Linear regression is distinct from correlation.

## What is the goal?

Linear regression finds the best line that predicts Y from X.

Correlation quantifies the degree to which two variables are related. Correlation does not fit a line through the data points. You simply are computing a correlation coefficient (r) that tells you how much one variable tends to change when the other one does. When r is 0.0, there is no relationship. When r is positive, there is a trend that one variable goes up as the other one goes up. When r is negative, there is a trend that one variable goes up as the other one goes down.

## What kind of data?

Linear regression is usually used when X is a variable you manipulate (time, concentration, etc.)

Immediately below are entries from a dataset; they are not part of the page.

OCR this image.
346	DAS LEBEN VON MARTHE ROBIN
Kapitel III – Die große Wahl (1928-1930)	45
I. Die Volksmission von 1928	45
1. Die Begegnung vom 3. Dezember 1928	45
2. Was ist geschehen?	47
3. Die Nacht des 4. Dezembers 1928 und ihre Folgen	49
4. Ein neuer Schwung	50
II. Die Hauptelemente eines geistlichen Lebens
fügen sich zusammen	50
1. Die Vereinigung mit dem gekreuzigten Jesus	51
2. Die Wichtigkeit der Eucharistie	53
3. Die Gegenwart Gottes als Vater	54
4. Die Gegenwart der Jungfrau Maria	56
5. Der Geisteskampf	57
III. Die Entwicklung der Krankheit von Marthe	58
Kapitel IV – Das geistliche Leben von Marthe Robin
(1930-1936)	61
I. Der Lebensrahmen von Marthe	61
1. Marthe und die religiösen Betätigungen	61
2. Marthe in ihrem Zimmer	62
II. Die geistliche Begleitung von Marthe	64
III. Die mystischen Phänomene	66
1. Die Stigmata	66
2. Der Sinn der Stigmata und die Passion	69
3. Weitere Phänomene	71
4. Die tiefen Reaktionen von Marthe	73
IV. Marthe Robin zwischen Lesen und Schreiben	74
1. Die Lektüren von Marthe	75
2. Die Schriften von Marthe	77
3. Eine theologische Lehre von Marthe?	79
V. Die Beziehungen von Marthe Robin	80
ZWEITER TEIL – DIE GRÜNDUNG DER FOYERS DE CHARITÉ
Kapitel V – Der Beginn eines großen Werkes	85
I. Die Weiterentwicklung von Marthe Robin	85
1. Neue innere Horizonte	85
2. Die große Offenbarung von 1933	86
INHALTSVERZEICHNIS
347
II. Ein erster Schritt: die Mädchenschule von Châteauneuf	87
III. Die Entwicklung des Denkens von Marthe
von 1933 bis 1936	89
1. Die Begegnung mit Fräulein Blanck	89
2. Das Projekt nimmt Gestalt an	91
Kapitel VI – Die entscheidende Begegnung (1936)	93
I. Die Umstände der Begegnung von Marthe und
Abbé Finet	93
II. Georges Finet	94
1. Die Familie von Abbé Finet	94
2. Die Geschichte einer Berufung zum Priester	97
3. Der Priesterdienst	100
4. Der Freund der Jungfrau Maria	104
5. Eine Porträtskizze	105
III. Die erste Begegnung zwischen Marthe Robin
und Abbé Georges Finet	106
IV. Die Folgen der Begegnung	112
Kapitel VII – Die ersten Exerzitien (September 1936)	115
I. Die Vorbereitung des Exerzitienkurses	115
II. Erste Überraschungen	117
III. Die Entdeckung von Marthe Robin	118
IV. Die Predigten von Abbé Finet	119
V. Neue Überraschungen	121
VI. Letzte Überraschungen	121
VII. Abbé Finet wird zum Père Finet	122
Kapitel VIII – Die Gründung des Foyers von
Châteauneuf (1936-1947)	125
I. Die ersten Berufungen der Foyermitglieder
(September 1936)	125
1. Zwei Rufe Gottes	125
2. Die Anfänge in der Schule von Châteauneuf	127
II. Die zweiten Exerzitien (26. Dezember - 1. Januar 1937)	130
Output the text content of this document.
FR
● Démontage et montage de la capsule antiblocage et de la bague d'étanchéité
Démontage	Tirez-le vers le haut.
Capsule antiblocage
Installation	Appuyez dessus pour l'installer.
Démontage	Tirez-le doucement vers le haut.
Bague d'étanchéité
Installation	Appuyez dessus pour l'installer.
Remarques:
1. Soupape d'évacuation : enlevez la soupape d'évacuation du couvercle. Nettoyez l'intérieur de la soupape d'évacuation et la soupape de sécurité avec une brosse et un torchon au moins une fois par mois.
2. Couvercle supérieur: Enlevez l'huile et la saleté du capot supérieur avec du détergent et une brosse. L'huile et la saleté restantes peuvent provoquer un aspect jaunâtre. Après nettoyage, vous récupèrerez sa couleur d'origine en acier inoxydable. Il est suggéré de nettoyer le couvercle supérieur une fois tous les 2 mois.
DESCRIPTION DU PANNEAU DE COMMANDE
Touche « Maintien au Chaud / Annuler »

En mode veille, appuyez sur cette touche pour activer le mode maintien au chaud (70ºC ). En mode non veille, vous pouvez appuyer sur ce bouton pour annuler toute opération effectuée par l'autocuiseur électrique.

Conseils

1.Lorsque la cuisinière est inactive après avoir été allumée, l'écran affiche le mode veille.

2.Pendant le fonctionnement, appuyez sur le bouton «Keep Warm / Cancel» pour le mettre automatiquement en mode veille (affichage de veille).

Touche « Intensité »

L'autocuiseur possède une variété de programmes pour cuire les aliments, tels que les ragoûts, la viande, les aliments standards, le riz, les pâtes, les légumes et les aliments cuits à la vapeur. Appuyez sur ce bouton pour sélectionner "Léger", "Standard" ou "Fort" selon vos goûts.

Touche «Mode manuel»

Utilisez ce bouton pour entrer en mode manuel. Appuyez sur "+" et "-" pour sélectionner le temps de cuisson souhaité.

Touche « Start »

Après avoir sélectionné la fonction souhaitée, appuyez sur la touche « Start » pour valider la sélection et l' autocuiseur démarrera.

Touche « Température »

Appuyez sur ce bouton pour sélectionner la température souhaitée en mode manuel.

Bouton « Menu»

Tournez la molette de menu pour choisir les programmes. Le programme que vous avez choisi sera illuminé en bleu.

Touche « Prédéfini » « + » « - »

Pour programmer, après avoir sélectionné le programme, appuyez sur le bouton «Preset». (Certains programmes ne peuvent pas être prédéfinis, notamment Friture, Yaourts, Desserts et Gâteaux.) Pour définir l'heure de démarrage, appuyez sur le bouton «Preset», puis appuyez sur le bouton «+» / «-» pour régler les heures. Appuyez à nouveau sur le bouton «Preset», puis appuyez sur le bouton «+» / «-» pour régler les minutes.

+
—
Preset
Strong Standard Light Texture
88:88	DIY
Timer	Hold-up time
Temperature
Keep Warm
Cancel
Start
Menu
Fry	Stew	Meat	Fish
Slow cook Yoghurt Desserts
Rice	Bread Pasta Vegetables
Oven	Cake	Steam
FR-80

Correlation is almost always used when you measure both variables. It rarely is appropriate when one variable is something you experimentally manipulate.

## Does it matter which variable is X and which is Y?

The decision of which variable you call "X" and which you call "Y" matters in regression, as you'll get a different best-fit line if you swap the two. The line that best predicts Y from X is not the same as the line that predicts X from Y (however both those lines have the same value for R2).

With correlation, you don't have to think about cause and effect. It doesn't matter which of the two variables you call "X" and which you call "Y". You'll get the same correlation coefficient if you swap the two.

## Assumptions

With linear regression, the X values can be measured or can be a variable controlled by the experimenter. The X values are not assumed to be sampled from a Gaussian distribution. The distances of the points from the best-fit line is assumed to follow a Gaussian distribution, with the SD of the scatter not related to the X or Y values.

The correlation coefficient itself is simply a way to describe how two variables vary together, so it can be computed and interpreted for any two variables. Further inferences, however, require an additional assumption -- that both X and Y are measured (are interval or ratio variables), and both are sampled from Gaussian distributions.  This is called a bivariate Gaussian distribution. If those assumptions are true, then you can interpret the confidence interval of r and the P value testing the null hypothesis that there really is no correlation between the two variables (and any correlation you observed is a consequence of random sampling).

## Relationship between results

Linear regression quantifies goodness of fit with r2, sometimes shown in uppercase as R2.  If you put the same data into correlation (which is rarely appropriate; see above), the square of r from correlation will equal r2 from regression.

Correlation computes the value of the Pearson correlation coefficient, r. Its value ranges from -1 to +1.